Bailamme

Renzo e Lucia
non abitano più qui

 Renzo e Lucia non abitano più qui  QUO-160
15 luglio 2022

Quando Dario Brunori, cantautore calabrese tra i più bravi e intelligenti nel panorama odierno (del suo bel concerto ho già scritto su queste pagine) ha cantato questa strofa, la folla si è accesa e ha applaudito, a sorpresa, durante l’esecuzione stessa della canzone: «Secondo me dato che sono diciott’anni che ci vogliamo bene / E che dormiamo insieme / A che ci serve un prete o un messo comunale / Se c’è una cosa innaturale / è doversi dare un bacio / Davanti a un pubblico ufficiale». Quello scroscio, liberatorio, di grida e applausi, mi colpì e, a distanza di giorni, ancora “lavora” nella mente facendomi domandare quale ne sia stata la causa.

Forse non ce n’è una soltanto, di sicuro però c’è un rifiuto di tutto ciò che è “istituzionale” (civile o religioso non fa differenza) visto come arido, mortificante, rispetto al dato “naturale”. La natura è buona, bella, se lasciata alla sua libera espressione, se invece è incanalata dalle istituzioni create dall’uomo in riti e forme (viste come insensate e inutili), allora è ingabbiata, calpestata.

S’intuisce una visione dell’amore legata al sentimento, al “volersi bene”. E sembra scomparire da questo orizzonte tutto ciò che suona come “responsabilità”, tanto più se è pubblica.

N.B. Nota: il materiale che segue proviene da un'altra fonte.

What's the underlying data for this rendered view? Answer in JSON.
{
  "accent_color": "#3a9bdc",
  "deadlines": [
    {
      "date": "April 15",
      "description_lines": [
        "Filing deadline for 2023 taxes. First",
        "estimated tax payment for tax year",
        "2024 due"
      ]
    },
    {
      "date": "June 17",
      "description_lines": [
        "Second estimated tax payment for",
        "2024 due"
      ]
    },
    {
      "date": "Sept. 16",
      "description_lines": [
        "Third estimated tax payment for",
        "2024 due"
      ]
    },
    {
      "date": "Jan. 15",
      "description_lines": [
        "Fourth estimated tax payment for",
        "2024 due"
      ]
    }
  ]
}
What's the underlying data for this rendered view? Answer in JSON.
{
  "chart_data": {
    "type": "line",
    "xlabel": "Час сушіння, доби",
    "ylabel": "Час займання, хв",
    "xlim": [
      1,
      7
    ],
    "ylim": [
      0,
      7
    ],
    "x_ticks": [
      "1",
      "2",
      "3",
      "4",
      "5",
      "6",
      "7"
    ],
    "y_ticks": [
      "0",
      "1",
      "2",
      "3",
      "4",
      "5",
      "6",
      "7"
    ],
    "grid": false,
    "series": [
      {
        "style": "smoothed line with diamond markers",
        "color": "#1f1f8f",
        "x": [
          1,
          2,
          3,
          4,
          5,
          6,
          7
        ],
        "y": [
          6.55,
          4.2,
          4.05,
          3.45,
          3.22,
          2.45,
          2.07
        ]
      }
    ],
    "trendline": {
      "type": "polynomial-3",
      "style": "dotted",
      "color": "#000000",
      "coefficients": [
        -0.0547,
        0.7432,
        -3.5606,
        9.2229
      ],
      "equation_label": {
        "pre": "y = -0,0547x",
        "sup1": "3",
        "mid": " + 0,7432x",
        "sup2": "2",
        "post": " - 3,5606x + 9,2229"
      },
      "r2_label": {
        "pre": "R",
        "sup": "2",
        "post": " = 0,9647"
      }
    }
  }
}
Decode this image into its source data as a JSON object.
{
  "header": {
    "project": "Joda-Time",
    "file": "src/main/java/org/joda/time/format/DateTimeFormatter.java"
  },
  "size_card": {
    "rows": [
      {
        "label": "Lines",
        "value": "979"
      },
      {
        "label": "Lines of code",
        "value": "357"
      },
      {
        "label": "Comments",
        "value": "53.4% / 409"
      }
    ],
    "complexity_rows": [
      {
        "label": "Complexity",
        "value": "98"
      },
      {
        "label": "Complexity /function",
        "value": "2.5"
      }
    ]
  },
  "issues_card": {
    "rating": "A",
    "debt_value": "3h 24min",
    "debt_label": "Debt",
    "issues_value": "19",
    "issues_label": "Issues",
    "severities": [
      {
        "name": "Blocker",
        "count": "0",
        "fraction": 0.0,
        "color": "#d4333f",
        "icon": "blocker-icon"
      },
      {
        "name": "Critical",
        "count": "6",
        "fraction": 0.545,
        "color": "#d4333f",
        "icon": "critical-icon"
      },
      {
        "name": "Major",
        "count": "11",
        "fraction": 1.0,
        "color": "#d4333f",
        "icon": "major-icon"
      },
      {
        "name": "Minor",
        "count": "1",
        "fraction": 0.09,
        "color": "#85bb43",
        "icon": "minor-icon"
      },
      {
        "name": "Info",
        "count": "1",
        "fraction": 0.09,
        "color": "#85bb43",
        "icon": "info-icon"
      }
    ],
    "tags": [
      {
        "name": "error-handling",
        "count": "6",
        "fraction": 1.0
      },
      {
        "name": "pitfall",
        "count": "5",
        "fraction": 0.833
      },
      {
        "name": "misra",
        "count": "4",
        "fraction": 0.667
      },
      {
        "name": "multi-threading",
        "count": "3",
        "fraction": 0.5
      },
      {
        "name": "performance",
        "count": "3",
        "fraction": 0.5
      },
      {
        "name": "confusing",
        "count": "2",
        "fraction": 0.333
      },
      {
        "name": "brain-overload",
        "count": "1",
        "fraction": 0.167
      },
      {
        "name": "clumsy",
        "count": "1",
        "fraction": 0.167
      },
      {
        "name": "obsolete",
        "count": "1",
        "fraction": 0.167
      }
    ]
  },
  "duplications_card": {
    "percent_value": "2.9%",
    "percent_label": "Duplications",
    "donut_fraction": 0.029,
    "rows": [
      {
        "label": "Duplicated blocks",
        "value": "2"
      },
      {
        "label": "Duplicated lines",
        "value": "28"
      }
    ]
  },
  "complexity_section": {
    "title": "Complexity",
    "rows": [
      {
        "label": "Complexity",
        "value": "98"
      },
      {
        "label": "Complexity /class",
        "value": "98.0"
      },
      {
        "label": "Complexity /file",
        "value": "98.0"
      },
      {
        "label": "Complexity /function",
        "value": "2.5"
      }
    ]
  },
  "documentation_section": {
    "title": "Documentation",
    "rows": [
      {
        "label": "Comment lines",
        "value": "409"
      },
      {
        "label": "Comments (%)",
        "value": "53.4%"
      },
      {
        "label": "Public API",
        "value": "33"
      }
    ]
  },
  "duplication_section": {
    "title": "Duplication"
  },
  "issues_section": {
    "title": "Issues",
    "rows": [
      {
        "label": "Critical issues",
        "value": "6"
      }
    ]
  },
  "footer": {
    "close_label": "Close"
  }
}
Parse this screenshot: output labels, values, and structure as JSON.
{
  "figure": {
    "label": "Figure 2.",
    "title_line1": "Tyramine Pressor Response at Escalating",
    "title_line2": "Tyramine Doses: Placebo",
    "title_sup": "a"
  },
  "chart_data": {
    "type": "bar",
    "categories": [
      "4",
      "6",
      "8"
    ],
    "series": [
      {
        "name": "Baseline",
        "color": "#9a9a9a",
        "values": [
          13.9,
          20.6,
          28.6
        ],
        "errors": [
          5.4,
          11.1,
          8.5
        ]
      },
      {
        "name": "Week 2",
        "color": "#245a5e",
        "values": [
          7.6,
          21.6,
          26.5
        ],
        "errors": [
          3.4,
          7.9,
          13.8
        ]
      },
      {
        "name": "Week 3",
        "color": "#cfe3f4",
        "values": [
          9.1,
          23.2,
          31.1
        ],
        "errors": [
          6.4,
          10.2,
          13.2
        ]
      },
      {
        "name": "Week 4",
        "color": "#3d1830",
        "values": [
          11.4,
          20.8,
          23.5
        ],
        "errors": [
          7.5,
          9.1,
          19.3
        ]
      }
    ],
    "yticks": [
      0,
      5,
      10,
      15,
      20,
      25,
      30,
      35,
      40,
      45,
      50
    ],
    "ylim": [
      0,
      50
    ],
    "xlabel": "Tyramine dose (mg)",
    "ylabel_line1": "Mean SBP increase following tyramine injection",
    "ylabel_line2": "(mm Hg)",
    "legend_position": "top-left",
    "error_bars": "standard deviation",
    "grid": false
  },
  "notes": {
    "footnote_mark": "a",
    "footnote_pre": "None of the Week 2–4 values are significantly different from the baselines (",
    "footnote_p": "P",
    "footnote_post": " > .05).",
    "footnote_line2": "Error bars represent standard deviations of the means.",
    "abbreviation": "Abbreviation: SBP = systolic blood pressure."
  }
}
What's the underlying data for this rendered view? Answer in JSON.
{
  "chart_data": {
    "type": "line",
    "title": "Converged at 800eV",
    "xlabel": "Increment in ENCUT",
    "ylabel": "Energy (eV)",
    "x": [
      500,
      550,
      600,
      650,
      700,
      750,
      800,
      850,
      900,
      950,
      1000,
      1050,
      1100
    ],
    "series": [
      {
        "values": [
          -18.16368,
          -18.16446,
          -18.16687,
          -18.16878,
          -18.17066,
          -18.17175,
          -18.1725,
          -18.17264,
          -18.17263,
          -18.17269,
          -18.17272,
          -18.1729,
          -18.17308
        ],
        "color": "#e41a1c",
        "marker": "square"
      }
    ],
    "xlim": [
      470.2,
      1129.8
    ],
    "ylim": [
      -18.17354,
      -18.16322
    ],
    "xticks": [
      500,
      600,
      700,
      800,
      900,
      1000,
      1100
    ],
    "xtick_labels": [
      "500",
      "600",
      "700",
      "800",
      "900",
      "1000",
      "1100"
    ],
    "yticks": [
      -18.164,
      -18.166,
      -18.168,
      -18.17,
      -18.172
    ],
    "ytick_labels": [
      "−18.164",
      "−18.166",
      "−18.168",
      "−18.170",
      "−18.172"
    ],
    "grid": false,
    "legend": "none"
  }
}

La privatizzazione dell’amore coniugale, a questo la folla applaudiva. Nessun obbligo sociale, nessun senso di comunità, l’unione di una coppia è solo un fatto individuale; lo Stato e la Chiesa devono arretrare, sparire possibilmente: tra moglie e marito, insomma, non mettere il rito.

L’uomo in effetti è proprio un “creatore di riti”. Mi viene in mente la volpe, il mirabile personaggio de Il piccolo principe e la sua insistenza sull’importanza dei riti, ma, soprattutto, il romanzo italiano per eccellenza che, sin dal titolo, allude proprio al rito demolito dalla canzone di Brunori: I promessi sposi.. E mi ricordo che anch’io e mia moglie, proprio come Renzo e Lucia, il bacio ce lo siamo dati due volte davanti a un pubblico ufficiale: il primo in comune solo per “promettere di promettere” e così poter affiggere le pubblicazioni all’albo comunale, il secondo sull’altare davanti a un sacerdote che ci ha fatto ripetere quello scambio delle promesse, sottolineando che quella promessa era la nostra forza, qualcosa che nessuno avrebbe mai potuto rubarci.

«Spero, promitto e juro reggono l’infinito futuro» mi insegnava il prof di latino... infinito futuro: parole vertiginose.

Cosa “regge” il rifiuto di scambiarsi promesse, pubblicamente, davanti a testimoni? Ai posteri l’ardua sentenza (niente da fare, Manzoni rispunta sempre).